The use of individual difference, multidimensional scaling procedures to measure learning

Abstract

Although many real world learning situations involve both steady-state and nonsteady-state behavior, these phenomena are frequently studied separately. Further, learning appears to be a multidimensional change to a multidimensional situation, but it is often investigated in a far more limited, unidimensional context. The present research attempted to study both steady-state and transitional behavior in a multidimensional scaling situation. A Monte Carlo study was conducted comparing three individual difference, multidimensional scaling techniques, INDSCAL, MDSCAL, and CEMD/DEMD, to determine which technique is most suitable in various situations. Both error free data and data distorted by error at two levels of true and two levels of recovered dimensionality were subjected to each type of analysis. In almost every instance INDSCAL was found to best be able to recover the true data. Two human learning studies were conducted employing a multidimensional scaling situation.

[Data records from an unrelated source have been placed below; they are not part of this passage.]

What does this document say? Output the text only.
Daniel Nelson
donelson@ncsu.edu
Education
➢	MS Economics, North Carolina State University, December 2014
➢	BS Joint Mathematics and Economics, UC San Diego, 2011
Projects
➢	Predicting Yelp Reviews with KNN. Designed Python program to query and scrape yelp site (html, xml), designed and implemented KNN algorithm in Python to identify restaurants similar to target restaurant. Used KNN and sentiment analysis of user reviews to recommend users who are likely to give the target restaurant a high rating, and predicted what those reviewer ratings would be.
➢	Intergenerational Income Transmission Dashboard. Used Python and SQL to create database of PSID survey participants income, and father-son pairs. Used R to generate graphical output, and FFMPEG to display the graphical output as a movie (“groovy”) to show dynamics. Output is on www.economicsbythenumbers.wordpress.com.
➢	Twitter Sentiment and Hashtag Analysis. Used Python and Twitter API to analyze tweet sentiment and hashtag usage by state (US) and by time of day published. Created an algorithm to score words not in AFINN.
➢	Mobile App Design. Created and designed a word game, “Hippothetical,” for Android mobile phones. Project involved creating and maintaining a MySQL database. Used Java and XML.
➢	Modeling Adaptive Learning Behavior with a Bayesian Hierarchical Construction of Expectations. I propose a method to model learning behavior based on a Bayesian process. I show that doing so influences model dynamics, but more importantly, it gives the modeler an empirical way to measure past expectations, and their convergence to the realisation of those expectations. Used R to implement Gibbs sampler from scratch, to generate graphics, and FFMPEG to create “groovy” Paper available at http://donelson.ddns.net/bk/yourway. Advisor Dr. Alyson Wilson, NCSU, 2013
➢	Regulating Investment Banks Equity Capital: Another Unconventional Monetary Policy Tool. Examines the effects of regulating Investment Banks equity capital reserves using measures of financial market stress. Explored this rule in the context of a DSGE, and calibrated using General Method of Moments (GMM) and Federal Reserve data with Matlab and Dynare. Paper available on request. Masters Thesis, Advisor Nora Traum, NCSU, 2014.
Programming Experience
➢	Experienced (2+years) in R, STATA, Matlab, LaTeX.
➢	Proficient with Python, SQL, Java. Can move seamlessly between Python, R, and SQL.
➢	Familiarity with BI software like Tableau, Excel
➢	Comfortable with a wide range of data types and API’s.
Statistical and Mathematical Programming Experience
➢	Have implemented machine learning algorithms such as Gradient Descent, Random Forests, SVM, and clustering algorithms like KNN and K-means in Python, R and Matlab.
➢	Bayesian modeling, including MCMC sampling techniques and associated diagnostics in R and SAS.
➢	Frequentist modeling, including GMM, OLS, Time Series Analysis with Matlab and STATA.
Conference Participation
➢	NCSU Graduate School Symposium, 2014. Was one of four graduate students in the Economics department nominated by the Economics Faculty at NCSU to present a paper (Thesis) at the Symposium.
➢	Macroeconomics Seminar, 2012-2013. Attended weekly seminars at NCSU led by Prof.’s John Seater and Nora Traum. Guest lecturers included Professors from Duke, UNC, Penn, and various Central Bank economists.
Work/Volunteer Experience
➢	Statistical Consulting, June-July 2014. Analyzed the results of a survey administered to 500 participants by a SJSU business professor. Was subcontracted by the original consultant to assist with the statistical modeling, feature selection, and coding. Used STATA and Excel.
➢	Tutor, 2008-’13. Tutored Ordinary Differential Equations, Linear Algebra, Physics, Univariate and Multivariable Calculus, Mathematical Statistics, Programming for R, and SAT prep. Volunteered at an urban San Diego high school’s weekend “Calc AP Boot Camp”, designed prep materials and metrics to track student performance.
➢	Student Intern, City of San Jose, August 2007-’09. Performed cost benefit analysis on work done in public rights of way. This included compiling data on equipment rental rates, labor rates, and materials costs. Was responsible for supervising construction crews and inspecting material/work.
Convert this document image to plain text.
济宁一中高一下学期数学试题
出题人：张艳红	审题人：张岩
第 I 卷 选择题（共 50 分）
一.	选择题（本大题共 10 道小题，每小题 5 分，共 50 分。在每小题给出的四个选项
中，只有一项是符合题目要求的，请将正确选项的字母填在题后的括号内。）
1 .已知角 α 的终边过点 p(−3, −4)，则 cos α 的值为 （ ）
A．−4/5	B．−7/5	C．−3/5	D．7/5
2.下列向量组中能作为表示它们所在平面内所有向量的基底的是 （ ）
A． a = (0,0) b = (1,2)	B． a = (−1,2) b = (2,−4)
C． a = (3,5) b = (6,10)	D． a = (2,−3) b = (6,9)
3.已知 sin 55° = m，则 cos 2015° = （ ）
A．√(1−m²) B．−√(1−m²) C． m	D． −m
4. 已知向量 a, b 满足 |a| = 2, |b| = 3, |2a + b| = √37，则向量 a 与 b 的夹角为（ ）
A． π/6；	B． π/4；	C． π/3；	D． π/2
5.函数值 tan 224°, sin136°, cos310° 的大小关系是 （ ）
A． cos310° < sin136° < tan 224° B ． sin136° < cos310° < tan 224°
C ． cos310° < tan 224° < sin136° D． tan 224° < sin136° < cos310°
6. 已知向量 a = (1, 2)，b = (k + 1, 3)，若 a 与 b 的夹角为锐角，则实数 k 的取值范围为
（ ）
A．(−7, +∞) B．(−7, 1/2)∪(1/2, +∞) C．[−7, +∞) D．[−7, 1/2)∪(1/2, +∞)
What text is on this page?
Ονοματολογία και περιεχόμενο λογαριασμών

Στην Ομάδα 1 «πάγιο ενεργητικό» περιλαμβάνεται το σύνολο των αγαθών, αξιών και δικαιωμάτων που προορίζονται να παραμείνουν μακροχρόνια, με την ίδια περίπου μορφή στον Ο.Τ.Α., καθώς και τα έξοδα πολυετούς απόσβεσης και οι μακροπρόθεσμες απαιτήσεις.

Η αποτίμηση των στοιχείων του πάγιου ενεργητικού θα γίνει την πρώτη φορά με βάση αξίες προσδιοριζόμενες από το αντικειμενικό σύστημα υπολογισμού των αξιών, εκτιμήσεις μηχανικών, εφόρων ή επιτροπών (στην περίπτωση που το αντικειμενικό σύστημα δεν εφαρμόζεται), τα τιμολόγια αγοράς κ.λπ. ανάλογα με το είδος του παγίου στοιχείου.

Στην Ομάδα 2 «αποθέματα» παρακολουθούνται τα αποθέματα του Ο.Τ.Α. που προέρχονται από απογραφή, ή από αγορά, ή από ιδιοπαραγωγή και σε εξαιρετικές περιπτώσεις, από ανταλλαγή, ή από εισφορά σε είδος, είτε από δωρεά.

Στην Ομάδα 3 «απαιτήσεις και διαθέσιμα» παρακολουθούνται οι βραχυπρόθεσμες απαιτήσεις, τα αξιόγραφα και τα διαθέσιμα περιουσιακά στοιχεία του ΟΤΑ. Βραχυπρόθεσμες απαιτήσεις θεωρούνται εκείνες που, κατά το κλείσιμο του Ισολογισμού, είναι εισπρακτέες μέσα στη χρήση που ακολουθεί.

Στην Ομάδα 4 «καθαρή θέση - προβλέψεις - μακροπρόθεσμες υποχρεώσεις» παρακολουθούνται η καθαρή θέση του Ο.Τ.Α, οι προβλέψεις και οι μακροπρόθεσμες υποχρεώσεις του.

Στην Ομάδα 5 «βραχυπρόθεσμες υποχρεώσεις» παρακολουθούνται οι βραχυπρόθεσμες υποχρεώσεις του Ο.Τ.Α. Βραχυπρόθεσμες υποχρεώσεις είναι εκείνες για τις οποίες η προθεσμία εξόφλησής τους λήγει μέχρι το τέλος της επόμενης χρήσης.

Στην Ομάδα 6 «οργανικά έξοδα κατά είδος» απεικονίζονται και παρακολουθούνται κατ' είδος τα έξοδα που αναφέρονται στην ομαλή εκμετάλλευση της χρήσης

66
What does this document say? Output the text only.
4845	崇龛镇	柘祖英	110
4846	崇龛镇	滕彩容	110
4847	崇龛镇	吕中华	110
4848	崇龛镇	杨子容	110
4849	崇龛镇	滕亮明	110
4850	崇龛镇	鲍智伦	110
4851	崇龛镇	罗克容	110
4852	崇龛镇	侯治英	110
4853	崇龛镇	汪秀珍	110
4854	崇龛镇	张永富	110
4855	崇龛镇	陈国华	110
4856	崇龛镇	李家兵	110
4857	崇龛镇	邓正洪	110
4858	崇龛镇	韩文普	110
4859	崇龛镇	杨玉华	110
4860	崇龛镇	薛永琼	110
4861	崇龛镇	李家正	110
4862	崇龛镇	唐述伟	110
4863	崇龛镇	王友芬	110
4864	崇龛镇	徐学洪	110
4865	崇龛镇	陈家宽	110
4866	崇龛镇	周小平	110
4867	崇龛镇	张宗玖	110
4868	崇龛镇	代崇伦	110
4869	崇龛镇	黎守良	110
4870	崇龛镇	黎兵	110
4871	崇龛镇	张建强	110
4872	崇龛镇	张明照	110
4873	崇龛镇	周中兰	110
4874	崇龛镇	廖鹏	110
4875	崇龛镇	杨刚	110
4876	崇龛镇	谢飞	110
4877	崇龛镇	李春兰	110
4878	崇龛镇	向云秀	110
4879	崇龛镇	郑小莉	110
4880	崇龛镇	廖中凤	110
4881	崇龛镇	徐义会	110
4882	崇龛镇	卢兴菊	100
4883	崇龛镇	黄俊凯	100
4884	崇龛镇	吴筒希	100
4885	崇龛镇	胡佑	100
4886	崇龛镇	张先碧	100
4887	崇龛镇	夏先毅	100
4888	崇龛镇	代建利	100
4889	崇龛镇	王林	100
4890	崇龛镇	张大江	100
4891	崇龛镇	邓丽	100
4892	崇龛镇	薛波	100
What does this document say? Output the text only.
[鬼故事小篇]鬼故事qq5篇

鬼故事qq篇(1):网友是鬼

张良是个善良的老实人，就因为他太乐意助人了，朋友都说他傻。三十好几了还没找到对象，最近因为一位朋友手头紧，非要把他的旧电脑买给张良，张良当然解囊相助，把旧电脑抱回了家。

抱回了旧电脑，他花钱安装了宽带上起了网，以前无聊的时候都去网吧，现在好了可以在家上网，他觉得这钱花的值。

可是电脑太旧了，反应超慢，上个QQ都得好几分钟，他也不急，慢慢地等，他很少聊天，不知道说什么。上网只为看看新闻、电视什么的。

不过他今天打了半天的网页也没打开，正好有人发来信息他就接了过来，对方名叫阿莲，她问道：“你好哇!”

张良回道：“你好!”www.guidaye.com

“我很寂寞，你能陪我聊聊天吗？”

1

Subjects were asked to repeatedly scale the similarities of a set of probe stimuli. Training periods were interspersed between probe sets to permit subjects to learn the E defined structure of a set of stimuli. In one group receiving visual stimuli, the training consisted of presenting additional stimuli and receiving feedback on a percentage of trials. In the other group receiving narrative stimuli, the training consisted of presenting additional information about the probe and non-probe stimuli. All of the sets of probe data from one real S were subjected to a multidimensional scaling analysis designed to deal with individual differences. For each S the plot of the sets of probe data in the space of dimensions is interpreted as the S's style of learning. This study demonstrated the usefulness of using multidimensional scaling procedures to analyze both steady-state and transitional behavior.